Hope In Uncertain Times

Ultimately, most predictions about the future are wrong. Even the best forecasters have odds close to chance. The odds of Eliezer Yudkowsky being an exception to the rule, is pretty low given the base rate of successful predictions by anyone.  I personally have a rule.  If you can imagine it, it probably won’t actually happen that way.  A uniform distribution on all the possibilities suggests that you’ll be wrong more often than right, and the principle of maximum entropy generally suggests that the uniform distribution is your most reliable prior given high degrees of uncertainty, meaning that the odds of any prediction will be at most 50% and usually much less, decreasing dramatically as the number of possibilities expands.

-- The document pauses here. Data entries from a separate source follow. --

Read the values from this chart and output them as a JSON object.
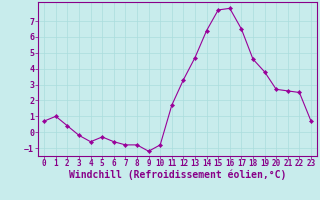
{
  "x": [
    0,
    1,
    2,
    3,
    4,
    5,
    6,
    7,
    8,
    9,
    10,
    11,
    12,
    13,
    14,
    15,
    16,
    17,
    18,
    19,
    20,
    21,
    22,
    23
  ],
  "y": [
    0.7,
    1.0,
    0.4,
    -0.2,
    -0.6,
    -0.3,
    -0.6,
    -0.8,
    -0.8,
    -1.2,
    -0.8,
    1.7,
    3.3,
    4.7,
    6.4,
    7.7,
    7.8,
    6.5,
    4.6,
    3.8,
    2.7,
    2.6,
    2.5,
    0.7
  ],
  "line_color": "#990099",
  "marker": "D",
  "marker_size": 2.2,
  "background_color": "#c8ecec",
  "grid_color": "#aadddd",
  "axis_bg_color": "#c8ecec",
  "xlabel": "Windchill (Refroidissement éolien,°C)",
  "ylabel": "",
  "xlim": [
    -0.5,
    23.5
  ],
  "ylim": [
    -1.5,
    8.2
  ],
  "yticks": [
    -1,
    0,
    1,
    2,
    3,
    4,
    5,
    6,
    7
  ],
  "xticks": [
    0,
    1,
    2,
    3,
    4,
    5,
    6,
    7,
    8,
    9,
    10,
    11,
    12,
    13,
    14,
    15,
    16,
    17,
    18,
    19,
    20,
    21,
    22,
    23
  ],
  "tick_label_fontsize": 5.5,
  "xlabel_fontsize": 7.0,
  "line_color_spine": "#880088",
  "tick_color": "#880088"
}
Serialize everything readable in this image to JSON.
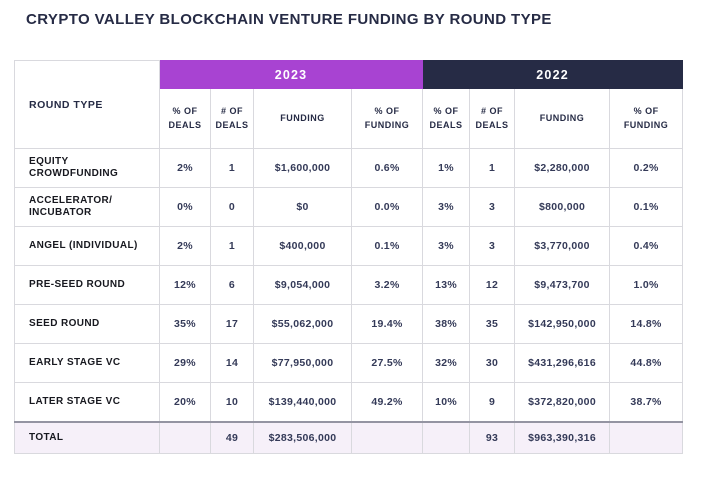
{
  "title": "CRYPTO VALLEY BLOCKCHAIN VENTURE FUNDING BY ROUND TYPE",
  "header": {
    "round_type": "ROUND TYPE",
    "sub_headers": [
      "% OF DEALS",
      "# OF DEALS",
      "FUNDING",
      "% OF FUNDING"
    ]
  },
  "colors": {
    "title_text": "#262b45",
    "year_2023_bg": "#a843d2",
    "year_2022_bg": "#262b45",
    "value_text": "#343a58",
    "grid_border": "#d9d9de",
    "total_row_bg": "#f6f0f9",
    "total_row_top_border": "#9494a2"
  },
  "chart_data": {
    "type": "table",
    "title": "CRYPTO VALLEY BLOCKCHAIN VENTURE FUNDING BY ROUND TYPE",
    "column_groups": [
      "2023",
      "2022"
    ],
    "columns_per_group": [
      "% OF DEALS",
      "# OF DEALS",
      "FUNDING",
      "% OF FUNDING"
    ],
    "column_keys": [
      "pct-deals",
      "num-deals",
      "funding",
      "pct-funding"
    ],
    "rows": [
      {
        "label": "EQUITY CROWDFUNDING",
        "is_total": false,
        "values_2023": [
          "2%",
          "1",
          "$1,600,000",
          "0.6%"
        ],
        "values_2022": [
          "1%",
          "1",
          "$2,280,000",
          "0.2%"
        ]
      },
      {
        "label": "ACCELERATOR/ INCUBATOR",
        "is_total": false,
        "values_2023": [
          "0%",
          "0",
          "$0",
          "0.0%"
        ],
        "values_2022": [
          "3%",
          "3",
          "$800,000",
          "0.1%"
        ]
      },
      {
        "label": "ANGEL (INDIVIDUAL)",
        "is_total": false,
        "values_2023": [
          "2%",
          "1",
          "$400,000",
          "0.1%"
        ],
        "values_2022": [
          "3%",
          "3",
          "$3,770,000",
          "0.4%"
        ]
      },
      {
        "label": "PRE-SEED ROUND",
        "is_total": false,
        "values_2023": [
          "12%",
          "6",
          "$9,054,000",
          "3.2%"
        ],
        "values_2022": [
          "13%",
          "12",
          "$9,473,700",
          "1.0%"
        ]
      },
      {
        "label": "SEED ROUND",
        "is_total": false,
        "values_2023": [
          "35%",
          "17",
          "$55,062,000",
          "19.4%"
        ],
        "values_2022": [
          "38%",
          "35",
          "$142,950,000",
          "14.8%"
        ]
      },
      {
        "label": "EARLY STAGE VC",
        "is_total": false,
        "values_2023": [
          "29%",
          "14",
          "$77,950,000",
          "27.5%"
        ],
        "values_2022": [
          "32%",
          "30",
          "$431,296,616",
          "44.8%"
        ]
      },
      {
        "label": "LATER STAGE VC",
        "is_total": false,
        "values_2023": [
          "20%",
          "10",
          "$139,440,000",
          "49.2%"
        ],
        "values_2022": [
          "10%",
          "9",
          "$372,820,000",
          "38.7%"
        ]
      },
      {
        "label": "TOTAL",
        "is_total": true,
        "values_2023": [
          "",
          "49",
          "$283,506,000",
          ""
        ],
        "values_2022": [
          "",
          "93",
          "$963,390,316",
          ""
        ]
      }
    ]
  }
}
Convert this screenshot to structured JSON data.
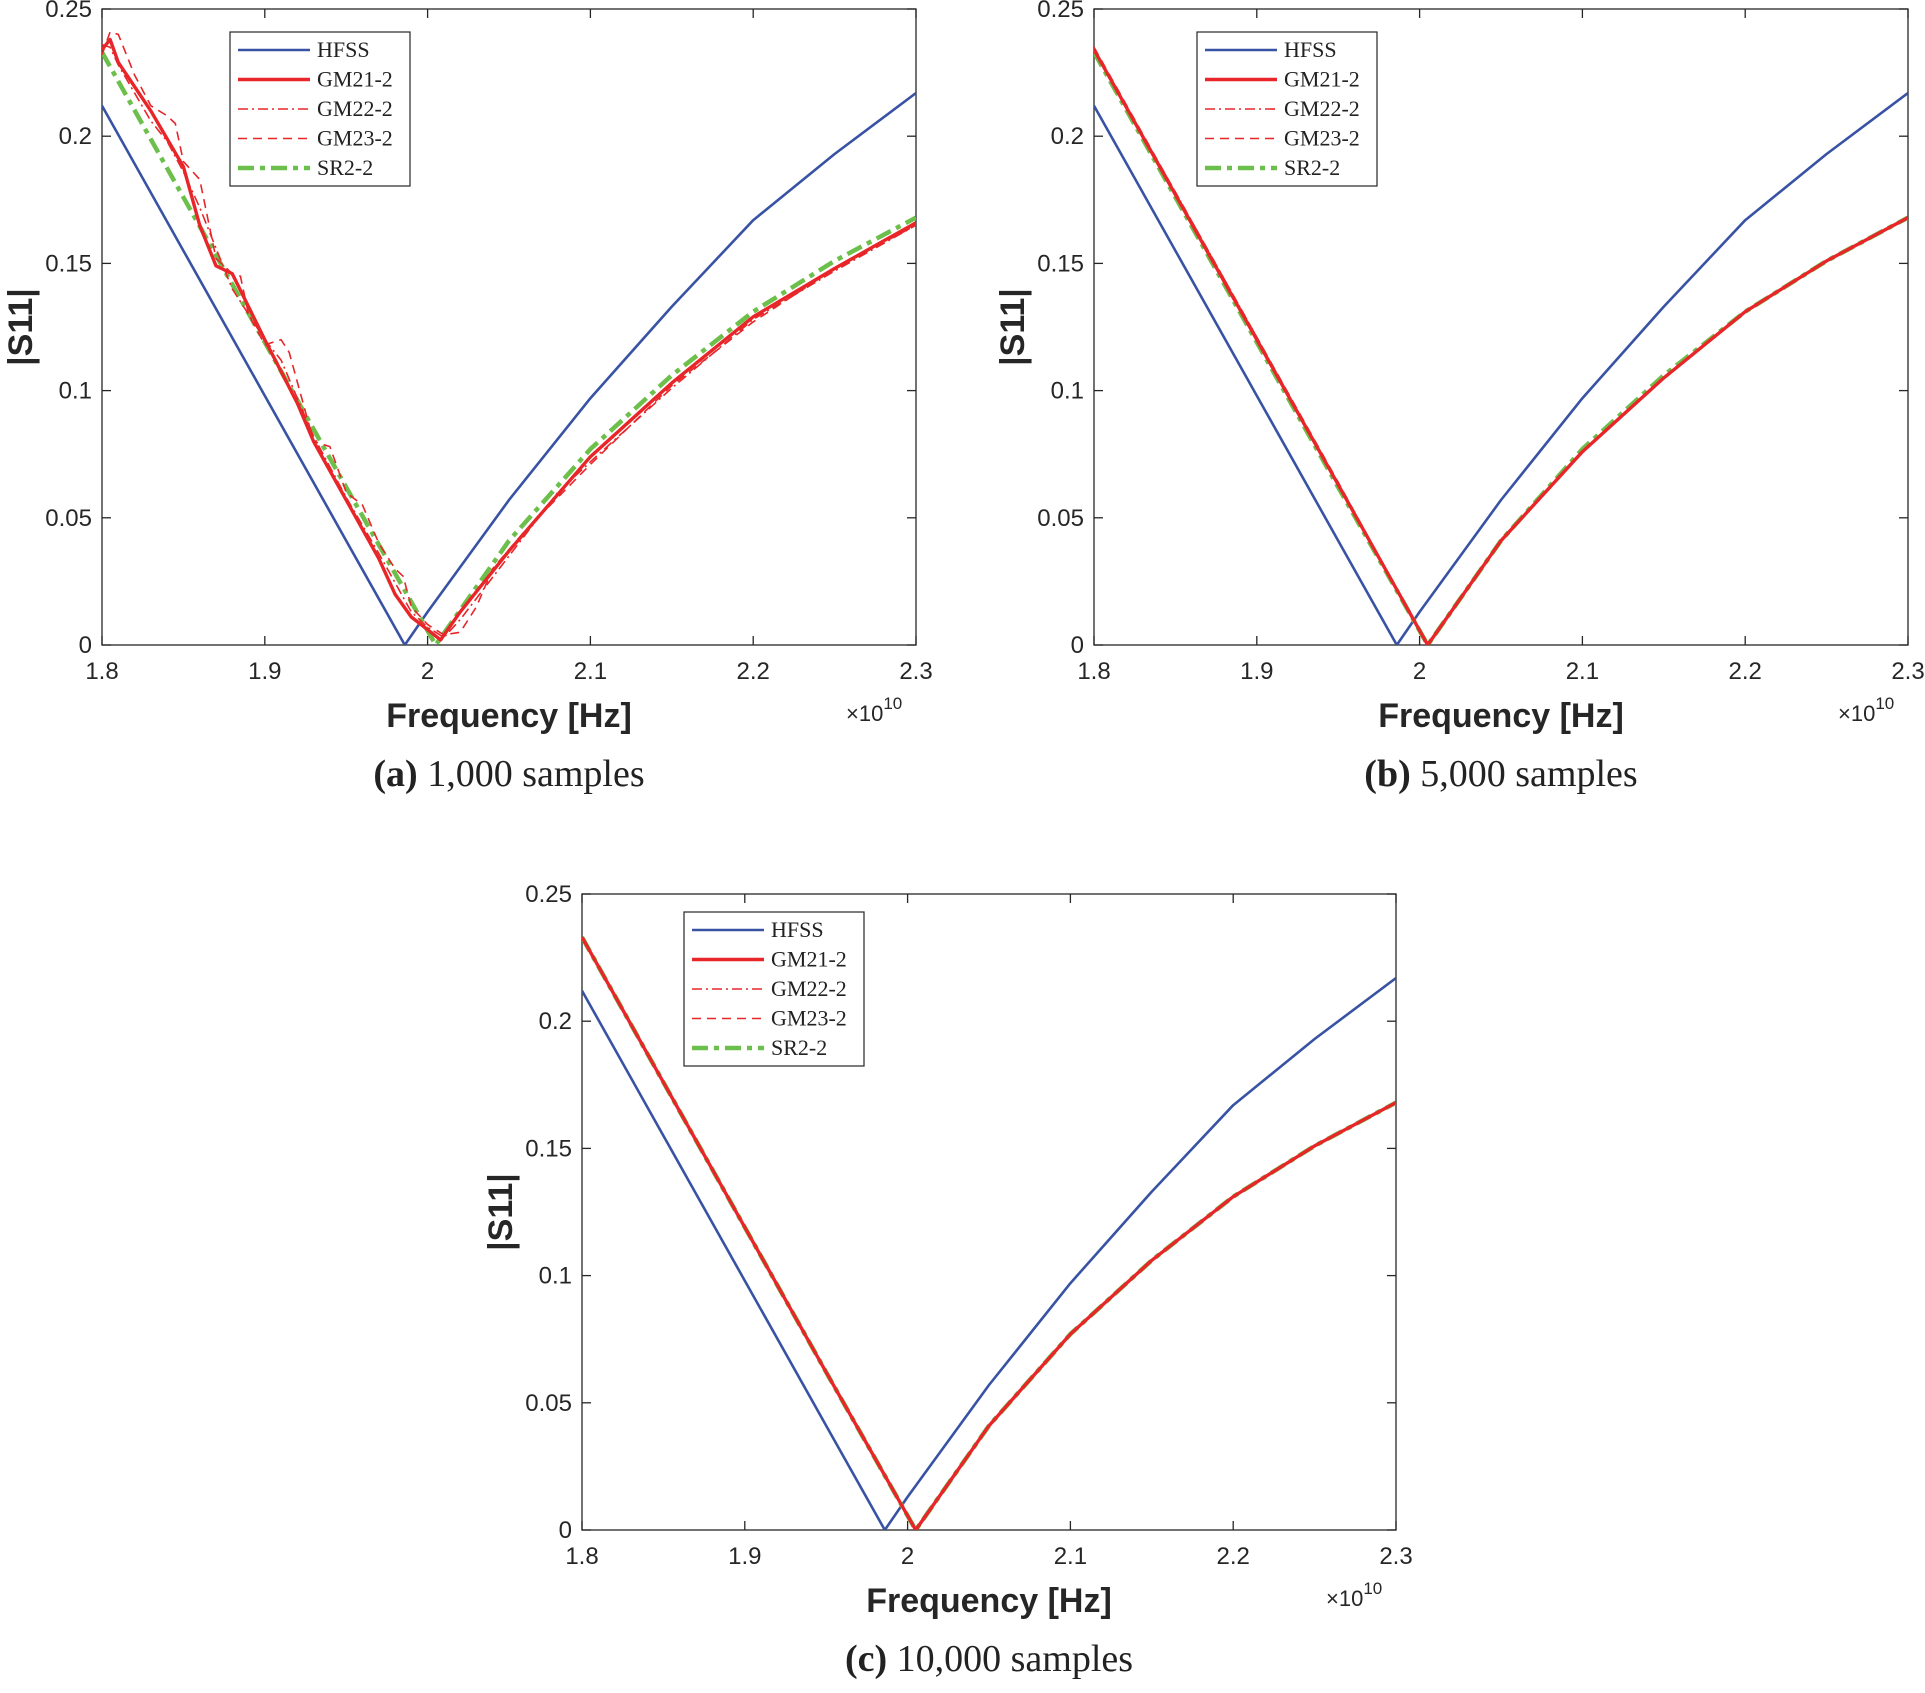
{
  "styles": {
    "HFSS": {
      "color": "#3953a4",
      "dash": "solid",
      "width": 2.6
    },
    "GM21-2": {
      "color": "#e8262a",
      "dash": "solid",
      "width": 3.4
    },
    "GM22-2": {
      "color": "#e8262a",
      "dash": "dashdot",
      "width": 1.6
    },
    "GM23-2": {
      "color": "#e8262a",
      "dash": "dashed",
      "width": 1.6
    },
    "SR2-2": {
      "color": "#6dbf4b",
      "dash": "dashdot-thick",
      "width": 4.5
    }
  },
  "chart_data": [
    {
      "type": "line",
      "caption_label": "(a)",
      "caption_text": "1,000 samples",
      "xlabel": "Frequency [Hz]",
      "ylabel": "|S11|",
      "x_multiplier": "×10",
      "x_multiplier_exp": "10",
      "xlim": [
        1.8,
        2.3
      ],
      "ylim": [
        0,
        0.25
      ],
      "xticks": [
        "1.8",
        "1.9",
        "2",
        "2.1",
        "2.2",
        "2.3"
      ],
      "yticks": [
        "0",
        "0.05",
        "0.1",
        "0.15",
        "0.2",
        "0.25"
      ],
      "legend_position": "top-left",
      "grid": false,
      "series": [
        {
          "name": "HFSS",
          "x": [
            1.8,
            1.85,
            1.9,
            1.95,
            1.986,
            2.0,
            2.05,
            2.1,
            2.15,
            2.2,
            2.25,
            2.3
          ],
          "y": [
            0.212,
            0.155,
            0.098,
            0.041,
            0,
            0.013,
            0.057,
            0.097,
            0.133,
            0.167,
            0.193,
            0.217
          ]
        },
        {
          "name": "GM21-2",
          "x": [
            1.8,
            1.805,
            1.81,
            1.83,
            1.85,
            1.86,
            1.87,
            1.88,
            1.9,
            1.92,
            1.93,
            1.95,
            1.97,
            1.98,
            1.99,
            2.0,
            2.008,
            2.02,
            2.05,
            2.1,
            2.15,
            2.2,
            2.25,
            2.3
          ],
          "y": [
            0.234,
            0.238,
            0.229,
            0.21,
            0.188,
            0.165,
            0.149,
            0.146,
            0.12,
            0.095,
            0.08,
            0.057,
            0.034,
            0.02,
            0.011,
            0.006,
            0.002,
            0.013,
            0.037,
            0.074,
            0.103,
            0.129,
            0.148,
            0.166
          ]
        },
        {
          "name": "GM22-2",
          "x": [
            1.8,
            1.805,
            1.81,
            1.83,
            1.84,
            1.85,
            1.86,
            1.88,
            1.9,
            1.91,
            1.93,
            1.95,
            1.97,
            1.99,
            2.0,
            2.01,
            2.02,
            2.05,
            2.08,
            2.1,
            2.15,
            2.2,
            2.25,
            2.3
          ],
          "y": [
            0.236,
            0.235,
            0.228,
            0.206,
            0.198,
            0.186,
            0.172,
            0.14,
            0.12,
            0.112,
            0.082,
            0.058,
            0.036,
            0.013,
            0.007,
            0.003,
            0.01,
            0.035,
            0.06,
            0.072,
            0.101,
            0.128,
            0.147,
            0.165
          ]
        },
        {
          "name": "GM23-2",
          "x": [
            1.8,
            1.805,
            1.81,
            1.82,
            1.83,
            1.84,
            1.845,
            1.85,
            1.86,
            1.87,
            1.88,
            1.885,
            1.89,
            1.9,
            1.91,
            1.915,
            1.93,
            1.94,
            1.95,
            1.96,
            1.97,
            1.98,
            1.985,
            1.99,
            2.0,
            2.01,
            2.02,
            2.03,
            2.04,
            2.06,
            2.1,
            2.15,
            2.2,
            2.25,
            2.3
          ],
          "y": [
            0.232,
            0.241,
            0.24,
            0.224,
            0.212,
            0.208,
            0.205,
            0.19,
            0.183,
            0.152,
            0.146,
            0.145,
            0.13,
            0.118,
            0.12,
            0.115,
            0.08,
            0.078,
            0.06,
            0.055,
            0.04,
            0.03,
            0.027,
            0.015,
            0.008,
            0.004,
            0.005,
            0.015,
            0.03,
            0.045,
            0.071,
            0.102,
            0.127,
            0.148,
            0.165
          ]
        },
        {
          "name": "SR2-2",
          "x": [
            1.8,
            1.85,
            1.9,
            1.95,
            2.005,
            2.05,
            2.1,
            2.15,
            2.2,
            2.25,
            2.3
          ],
          "y": [
            0.233,
            0.176,
            0.119,
            0.062,
            0,
            0.041,
            0.077,
            0.106,
            0.131,
            0.151,
            0.168
          ]
        }
      ]
    },
    {
      "type": "line",
      "caption_label": "(b)",
      "caption_text": "5,000 samples",
      "xlabel": "Frequency [Hz]",
      "ylabel": "|S11|",
      "x_multiplier": "×10",
      "x_multiplier_exp": "10",
      "xlim": [
        1.8,
        2.3
      ],
      "ylim": [
        0,
        0.25
      ],
      "xticks": [
        "1.8",
        "1.9",
        "2",
        "2.1",
        "2.2",
        "2.3"
      ],
      "yticks": [
        "0",
        "0.05",
        "0.1",
        "0.15",
        "0.2",
        "0.25"
      ],
      "legend_position": "top-left",
      "grid": false,
      "series": [
        {
          "name": "HFSS",
          "x": [
            1.8,
            1.85,
            1.9,
            1.95,
            1.986,
            2.0,
            2.05,
            2.1,
            2.15,
            2.2,
            2.25,
            2.3
          ],
          "y": [
            0.212,
            0.155,
            0.098,
            0.041,
            0,
            0.013,
            0.057,
            0.097,
            0.133,
            0.167,
            0.193,
            0.217
          ]
        },
        {
          "name": "GM21-2",
          "x": [
            1.8,
            1.85,
            1.9,
            1.95,
            2.005,
            2.05,
            2.1,
            2.15,
            2.2,
            2.25,
            2.3
          ],
          "y": [
            0.234,
            0.177,
            0.12,
            0.063,
            0,
            0.041,
            0.076,
            0.105,
            0.131,
            0.151,
            0.168
          ]
        },
        {
          "name": "GM22-2",
          "x": [
            1.8,
            1.85,
            1.9,
            1.95,
            2.005,
            2.05,
            2.1,
            2.15,
            2.2,
            2.25,
            2.3
          ],
          "y": [
            0.234,
            0.178,
            0.121,
            0.063,
            0,
            0.041,
            0.076,
            0.105,
            0.131,
            0.151,
            0.168
          ]
        },
        {
          "name": "GM23-2",
          "x": [
            1.8,
            1.85,
            1.9,
            1.95,
            2.005,
            2.05,
            2.1,
            2.15,
            2.2,
            2.25,
            2.3
          ],
          "y": [
            0.235,
            0.178,
            0.121,
            0.064,
            0,
            0.041,
            0.076,
            0.105,
            0.131,
            0.151,
            0.168
          ]
        },
        {
          "name": "SR2-2",
          "x": [
            1.8,
            1.85,
            1.9,
            1.95,
            2.005,
            2.05,
            2.1,
            2.15,
            2.2,
            2.25,
            2.3
          ],
          "y": [
            0.233,
            0.176,
            0.119,
            0.062,
            0,
            0.041,
            0.077,
            0.106,
            0.131,
            0.151,
            0.168
          ]
        }
      ]
    },
    {
      "type": "line",
      "caption_label": "(c)",
      "caption_text": "10,000 samples",
      "xlabel": "Frequency [Hz]",
      "ylabel": "|S11|",
      "x_multiplier": "×10",
      "x_multiplier_exp": "10",
      "xlim": [
        1.8,
        2.3
      ],
      "ylim": [
        0,
        0.25
      ],
      "xticks": [
        "1.8",
        "1.9",
        "2",
        "2.1",
        "2.2",
        "2.3"
      ],
      "yticks": [
        "0",
        "0.05",
        "0.1",
        "0.15",
        "0.2",
        "0.25"
      ],
      "legend_position": "top-left",
      "grid": false,
      "series": [
        {
          "name": "HFSS",
          "x": [
            1.8,
            1.85,
            1.9,
            1.95,
            1.986,
            2.0,
            2.05,
            2.1,
            2.15,
            2.2,
            2.25,
            2.3
          ],
          "y": [
            0.212,
            0.155,
            0.098,
            0.041,
            0,
            0.013,
            0.057,
            0.097,
            0.133,
            0.167,
            0.193,
            0.217
          ]
        },
        {
          "name": "GM21-2",
          "x": [
            1.8,
            1.85,
            1.9,
            1.95,
            2.005,
            2.05,
            2.1,
            2.15,
            2.2,
            2.25,
            2.3
          ],
          "y": [
            0.233,
            0.176,
            0.119,
            0.062,
            0,
            0.041,
            0.077,
            0.106,
            0.131,
            0.151,
            0.168
          ]
        },
        {
          "name": "GM22-2",
          "x": [
            1.8,
            1.85,
            1.9,
            1.95,
            2.005,
            2.05,
            2.1,
            2.15,
            2.2,
            2.25,
            2.3
          ],
          "y": [
            0.233,
            0.176,
            0.119,
            0.062,
            0,
            0.041,
            0.077,
            0.106,
            0.131,
            0.151,
            0.168
          ]
        },
        {
          "name": "GM23-2",
          "x": [
            1.8,
            1.85,
            1.9,
            1.95,
            2.005,
            2.05,
            2.1,
            2.15,
            2.2,
            2.25,
            2.3
          ],
          "y": [
            0.233,
            0.176,
            0.119,
            0.062,
            0,
            0.041,
            0.077,
            0.106,
            0.131,
            0.151,
            0.168
          ]
        },
        {
          "name": "SR2-2",
          "x": [
            1.8,
            1.85,
            1.9,
            1.95,
            2.005,
            2.05,
            2.1,
            2.15,
            2.2,
            2.25,
            2.3
          ],
          "y": [
            0.233,
            0.176,
            0.119,
            0.062,
            0,
            0.041,
            0.077,
            0.106,
            0.131,
            0.151,
            0.168
          ]
        }
      ]
    }
  ]
}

This obviously limits the powers of our hypothetical Oracle too.  But the silver lining is that we can consider the benefit of the doubt.  Uncertainty in the space of possible futures is truly staggering.  So perhaps, there is room to hope.

Conclusion

The reality is that all our efforts to calculate P(Doom) are at best, educated guesswork. While there are substantive reasons to be worried, I offer some arguments for why things may not be as bad as we think. The goal here is not to provide a technical means to achieve alignment, but to suggest that, first, alignment may not be as difficult as feared, and second, that there are underappreciated game theoretic reasons for alignment to be possible, not just with a superintelligent AGI we construct, but with any superintelligence in the multiverse.